26 June 2003
Vicars in anoraks, honeymoons in Fleetwood. We're in familiar comedy country here. But Writtle Cards have skipped Ayckbourn and Bennett in the dramatists' directory and ended up with Chinn.
It's a mixture of gentle comedy and pathos says director Bill Piggott. It's an insubstantial confection of caricature and cliché, we reply.
It wasn't badly done, but you'd need much harder work from a much better cast to squeeze laughs from these lame one-liners.
Liz Smith had the best of the a varied crop of Northern accents as the worldly-wise neighbour, and Peter McManus did a nice drunk routine as the hunky virgin who eventually marries his drippy betrothed - a senior sales executive with the Gas Board - played by Sarah Wilson. Jeremy Pruce kept his hat on throughout as the bigoted father-in-law-to-be, ably supported by an assured performance from Barbara Llewellyn.
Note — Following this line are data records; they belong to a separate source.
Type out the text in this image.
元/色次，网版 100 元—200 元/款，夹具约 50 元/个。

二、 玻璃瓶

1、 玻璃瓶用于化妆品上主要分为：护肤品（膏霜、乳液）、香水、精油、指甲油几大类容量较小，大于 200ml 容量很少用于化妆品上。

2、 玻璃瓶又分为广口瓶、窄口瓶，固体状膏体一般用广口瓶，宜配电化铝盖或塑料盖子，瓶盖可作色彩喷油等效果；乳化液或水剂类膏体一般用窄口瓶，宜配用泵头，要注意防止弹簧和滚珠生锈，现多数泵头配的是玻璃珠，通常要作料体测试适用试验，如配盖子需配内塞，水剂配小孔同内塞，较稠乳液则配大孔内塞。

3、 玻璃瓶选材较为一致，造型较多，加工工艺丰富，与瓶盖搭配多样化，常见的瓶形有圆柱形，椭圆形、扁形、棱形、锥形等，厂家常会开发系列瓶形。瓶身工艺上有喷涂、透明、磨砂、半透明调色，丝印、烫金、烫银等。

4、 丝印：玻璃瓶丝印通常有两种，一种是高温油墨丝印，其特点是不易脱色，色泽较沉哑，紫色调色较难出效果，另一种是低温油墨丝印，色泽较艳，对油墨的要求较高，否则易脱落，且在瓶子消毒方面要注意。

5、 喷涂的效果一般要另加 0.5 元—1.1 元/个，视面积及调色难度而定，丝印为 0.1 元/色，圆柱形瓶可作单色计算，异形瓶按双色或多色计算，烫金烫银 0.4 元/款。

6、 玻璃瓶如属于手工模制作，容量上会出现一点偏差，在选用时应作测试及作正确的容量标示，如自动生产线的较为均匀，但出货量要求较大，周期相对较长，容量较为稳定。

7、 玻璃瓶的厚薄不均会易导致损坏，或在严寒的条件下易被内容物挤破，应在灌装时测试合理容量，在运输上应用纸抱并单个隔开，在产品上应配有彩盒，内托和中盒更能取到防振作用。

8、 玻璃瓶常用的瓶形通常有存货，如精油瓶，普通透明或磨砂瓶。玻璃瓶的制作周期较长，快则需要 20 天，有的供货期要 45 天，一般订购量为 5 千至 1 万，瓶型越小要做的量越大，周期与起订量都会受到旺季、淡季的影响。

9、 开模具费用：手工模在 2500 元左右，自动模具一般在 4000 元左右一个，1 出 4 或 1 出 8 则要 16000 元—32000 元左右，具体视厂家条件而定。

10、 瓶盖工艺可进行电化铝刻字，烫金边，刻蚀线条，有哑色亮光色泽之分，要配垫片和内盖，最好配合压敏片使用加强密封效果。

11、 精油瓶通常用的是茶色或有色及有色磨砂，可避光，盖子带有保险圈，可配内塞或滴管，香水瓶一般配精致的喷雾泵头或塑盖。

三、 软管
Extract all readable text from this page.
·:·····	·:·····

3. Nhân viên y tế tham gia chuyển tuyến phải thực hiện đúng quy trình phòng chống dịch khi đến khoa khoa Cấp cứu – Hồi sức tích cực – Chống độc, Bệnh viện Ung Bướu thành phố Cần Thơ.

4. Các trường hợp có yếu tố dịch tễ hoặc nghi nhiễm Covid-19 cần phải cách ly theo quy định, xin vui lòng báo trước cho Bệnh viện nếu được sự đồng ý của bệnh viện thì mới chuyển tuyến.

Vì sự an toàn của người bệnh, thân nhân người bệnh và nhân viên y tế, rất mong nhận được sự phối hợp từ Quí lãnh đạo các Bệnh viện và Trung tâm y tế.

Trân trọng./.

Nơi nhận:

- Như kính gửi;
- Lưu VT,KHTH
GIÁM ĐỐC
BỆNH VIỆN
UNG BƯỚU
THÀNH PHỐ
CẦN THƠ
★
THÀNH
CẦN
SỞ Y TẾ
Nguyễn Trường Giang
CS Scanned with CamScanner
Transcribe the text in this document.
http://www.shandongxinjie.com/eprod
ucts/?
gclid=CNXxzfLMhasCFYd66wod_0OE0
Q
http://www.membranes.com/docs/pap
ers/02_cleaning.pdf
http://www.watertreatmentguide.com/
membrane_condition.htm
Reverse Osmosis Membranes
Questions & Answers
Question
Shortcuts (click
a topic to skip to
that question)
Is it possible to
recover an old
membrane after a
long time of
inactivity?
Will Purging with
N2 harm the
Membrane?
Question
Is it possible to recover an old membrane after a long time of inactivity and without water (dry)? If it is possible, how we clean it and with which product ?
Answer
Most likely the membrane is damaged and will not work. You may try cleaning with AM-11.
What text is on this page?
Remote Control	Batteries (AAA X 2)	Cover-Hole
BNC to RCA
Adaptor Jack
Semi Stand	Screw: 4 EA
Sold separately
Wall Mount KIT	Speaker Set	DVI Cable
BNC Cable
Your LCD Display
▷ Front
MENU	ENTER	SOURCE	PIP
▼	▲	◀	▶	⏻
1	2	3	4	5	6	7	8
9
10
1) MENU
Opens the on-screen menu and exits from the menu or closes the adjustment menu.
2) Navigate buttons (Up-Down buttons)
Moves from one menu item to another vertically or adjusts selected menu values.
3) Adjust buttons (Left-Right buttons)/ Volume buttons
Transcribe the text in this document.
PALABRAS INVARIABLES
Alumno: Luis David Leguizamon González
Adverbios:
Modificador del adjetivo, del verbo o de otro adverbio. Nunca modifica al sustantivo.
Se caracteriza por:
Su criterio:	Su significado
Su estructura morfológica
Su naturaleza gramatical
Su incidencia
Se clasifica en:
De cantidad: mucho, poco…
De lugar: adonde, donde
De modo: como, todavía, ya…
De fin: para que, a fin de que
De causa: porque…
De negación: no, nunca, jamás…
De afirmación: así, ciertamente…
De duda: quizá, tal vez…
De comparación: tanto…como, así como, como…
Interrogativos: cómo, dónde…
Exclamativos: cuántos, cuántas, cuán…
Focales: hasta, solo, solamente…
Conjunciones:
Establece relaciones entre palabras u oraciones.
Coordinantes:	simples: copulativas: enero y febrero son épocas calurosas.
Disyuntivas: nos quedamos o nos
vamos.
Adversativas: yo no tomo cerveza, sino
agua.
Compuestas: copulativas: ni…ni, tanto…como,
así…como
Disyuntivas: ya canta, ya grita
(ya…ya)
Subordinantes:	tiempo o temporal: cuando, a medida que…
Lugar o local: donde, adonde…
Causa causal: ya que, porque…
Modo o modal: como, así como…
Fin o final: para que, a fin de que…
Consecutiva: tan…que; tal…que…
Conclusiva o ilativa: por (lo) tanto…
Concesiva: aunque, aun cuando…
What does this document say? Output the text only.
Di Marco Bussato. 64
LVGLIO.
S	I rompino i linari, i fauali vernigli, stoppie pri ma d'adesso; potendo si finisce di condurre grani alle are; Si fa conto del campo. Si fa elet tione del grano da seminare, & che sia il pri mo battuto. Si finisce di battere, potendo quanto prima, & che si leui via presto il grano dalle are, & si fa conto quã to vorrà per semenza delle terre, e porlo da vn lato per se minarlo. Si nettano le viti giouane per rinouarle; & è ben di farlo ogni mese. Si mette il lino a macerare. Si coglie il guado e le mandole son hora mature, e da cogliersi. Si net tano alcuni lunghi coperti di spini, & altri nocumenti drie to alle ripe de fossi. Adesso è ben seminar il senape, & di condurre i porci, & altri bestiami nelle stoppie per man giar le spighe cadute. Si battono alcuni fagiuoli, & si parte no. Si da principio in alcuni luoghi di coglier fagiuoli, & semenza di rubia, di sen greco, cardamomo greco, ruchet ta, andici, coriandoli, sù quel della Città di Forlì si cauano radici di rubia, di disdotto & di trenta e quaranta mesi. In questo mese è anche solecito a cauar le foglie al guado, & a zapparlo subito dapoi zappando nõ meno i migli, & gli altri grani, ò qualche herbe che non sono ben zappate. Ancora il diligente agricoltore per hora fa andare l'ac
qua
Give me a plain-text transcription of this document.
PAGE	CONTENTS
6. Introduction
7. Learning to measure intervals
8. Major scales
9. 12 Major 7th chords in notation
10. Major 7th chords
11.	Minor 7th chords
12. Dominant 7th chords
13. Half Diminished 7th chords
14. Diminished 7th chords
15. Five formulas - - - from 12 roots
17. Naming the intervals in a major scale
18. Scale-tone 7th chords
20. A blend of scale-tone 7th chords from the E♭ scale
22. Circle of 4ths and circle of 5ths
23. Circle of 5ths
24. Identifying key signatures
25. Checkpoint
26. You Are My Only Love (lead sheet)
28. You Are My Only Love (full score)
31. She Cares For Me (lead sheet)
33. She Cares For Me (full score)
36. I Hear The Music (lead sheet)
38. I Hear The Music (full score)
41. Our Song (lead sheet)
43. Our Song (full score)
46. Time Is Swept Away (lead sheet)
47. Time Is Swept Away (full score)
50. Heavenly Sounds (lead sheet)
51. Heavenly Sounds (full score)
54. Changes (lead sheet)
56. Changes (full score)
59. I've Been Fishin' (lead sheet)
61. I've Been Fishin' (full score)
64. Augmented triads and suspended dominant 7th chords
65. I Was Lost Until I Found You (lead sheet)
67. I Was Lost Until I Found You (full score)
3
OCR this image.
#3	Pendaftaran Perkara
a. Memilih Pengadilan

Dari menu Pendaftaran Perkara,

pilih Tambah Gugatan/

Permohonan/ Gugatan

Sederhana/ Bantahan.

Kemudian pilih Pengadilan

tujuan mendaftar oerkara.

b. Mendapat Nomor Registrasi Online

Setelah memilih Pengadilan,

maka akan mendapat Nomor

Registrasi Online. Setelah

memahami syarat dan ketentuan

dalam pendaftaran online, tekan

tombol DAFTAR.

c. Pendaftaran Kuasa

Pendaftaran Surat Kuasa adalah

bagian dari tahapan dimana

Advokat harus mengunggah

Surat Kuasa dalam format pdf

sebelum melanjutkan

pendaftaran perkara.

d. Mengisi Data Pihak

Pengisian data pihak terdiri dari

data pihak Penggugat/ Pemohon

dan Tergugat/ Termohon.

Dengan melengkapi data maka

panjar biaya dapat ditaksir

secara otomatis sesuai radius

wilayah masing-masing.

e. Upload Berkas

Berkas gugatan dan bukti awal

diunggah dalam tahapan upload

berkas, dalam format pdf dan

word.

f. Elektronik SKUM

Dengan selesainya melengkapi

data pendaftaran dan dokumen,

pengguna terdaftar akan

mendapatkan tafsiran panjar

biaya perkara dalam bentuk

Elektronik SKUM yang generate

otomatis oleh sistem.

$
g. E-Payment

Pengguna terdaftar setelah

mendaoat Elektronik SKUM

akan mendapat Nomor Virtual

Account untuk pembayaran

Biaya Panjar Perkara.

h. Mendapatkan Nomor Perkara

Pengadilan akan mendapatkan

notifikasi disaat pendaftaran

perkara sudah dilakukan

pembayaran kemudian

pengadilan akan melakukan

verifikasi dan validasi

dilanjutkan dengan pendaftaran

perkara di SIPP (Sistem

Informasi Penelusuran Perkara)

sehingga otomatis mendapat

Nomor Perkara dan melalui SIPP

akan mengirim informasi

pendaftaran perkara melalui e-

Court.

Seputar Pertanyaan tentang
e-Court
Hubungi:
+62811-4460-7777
I liked the split stage which came into its own in a strong final confrontation, and there were many promising moments - Yvonne eating crisps as she was fitted for a truly hideous frock, for example. But other opportunities, like her narrow escape from Stanley's randy hands, went for almost nothing.
In this, Writtle Cards 35th year, Wodehouse comes to the Village Hall in October in a brand new adaptation of Much Obliged Jeeves.